For a machine to be able to learn to imaginatively create, currently it will need prompting: asked questions; instructed; by an external, currently human, resource. However, as with current well-developed machine learning AI technology, even the ability to “prompt” will become a machine learned capability. But always with limitations because however large the language model resource being applied, there will always be nooks and crannies of absorbed information that have not been discovered. An addition, although reducing, flaw in the AI language model is that it “hallucinates” and produces illogical output. Although that is not necessarily the prerogative of the machine, and may even be an aspect of creativity – “where did that idea come from?” However, regardless of the effectiveness of the output, AI is not able to evaluate the human moral or ethical aspect of the AI developed idea.

So, there is hope that the truly creative mind will always have a role to play in the development of ideas that will power our future. But it does mean that those who regularly design by repeating existing, past solutions, will certainly be at risk of being replaced by an AI algorithm. And it will not be long before the AI machine that replaces the designer will be a less threatening humanoid robot able to interact with the team with simulated emotional and experiential responses rather than a black box. It is sobering to think that at this stage designers will not be replaced by these humanoid robots quite so soon only because they cost too much.

To make sure that the creative thinker and designer remains essential to our progress the skills required always need to be ahead of the capabilities of AI. To do this the designer will need to harness, and then exceed all the limited capabilities that AI is able to offer. Fortunately, even into the future AI will never have the sense of purpose of humans, common sense, or the ability to achieve perceptual tasks. It may be capable of using the brute force of scale to create amazing images but will not understand the content of the image.

The reality threshold

In the defence of human creativity always being necessary, however well-developed machine learning becomes, it will never be capable of replacing critical thinking; analysing and making reliable decisions based on evidence and logic. The machine is unable to make causal links in the input data in the same way as the human brain because correlation does not always imply causation, which in turn may reduce capacity for precise prediction by AI when causality is critical to the design decision. The brain will distinguish between perceived and imagined mental images by checking whether they cross a “reality threshold”.
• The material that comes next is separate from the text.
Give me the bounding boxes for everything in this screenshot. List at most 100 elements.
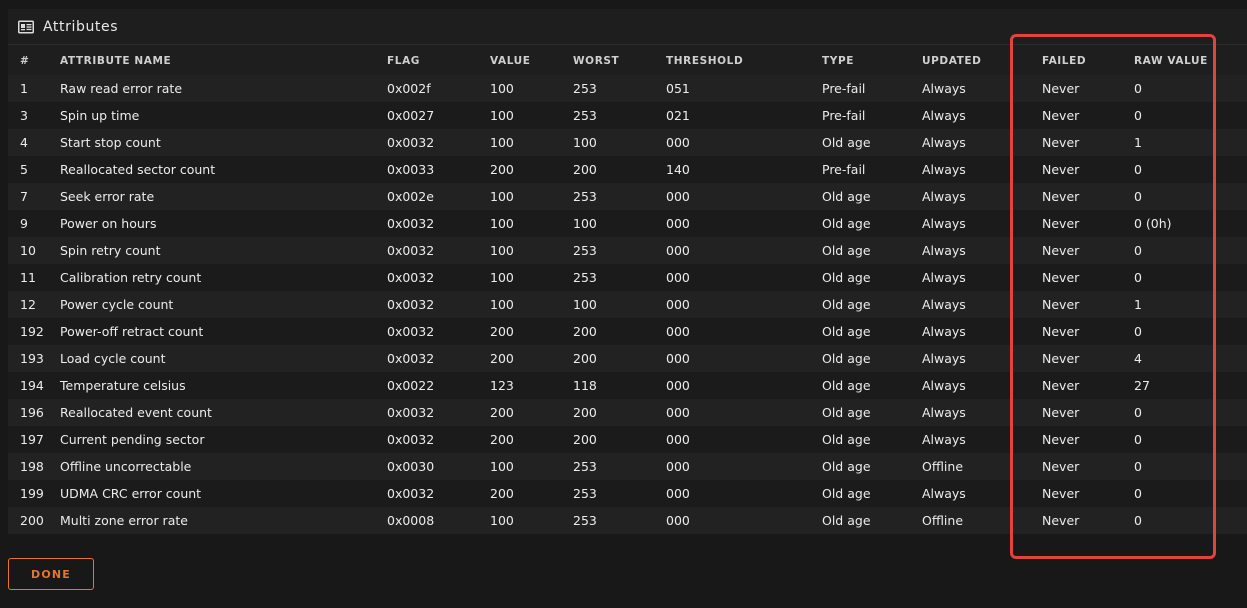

Human creativity thrives on empathy, collaboration and shared experiences. The continual development of these attributes together with the ability for critical thinking; all things that machines cannot replicate; are essential for the professional development of the consultant. Human creativity thrives on empathy, collaboration and shared experiences, and by ensuring that this connection between the consultant and client is always maintained, there will be little room for AI to add to the end result other than to crunch the data. Understanding the Human Experience (UX) will always be an essential competency for the foodservice consultant.

Tim Smallwood

(No AI algorithm was used or harmed in the development of these thoughts.)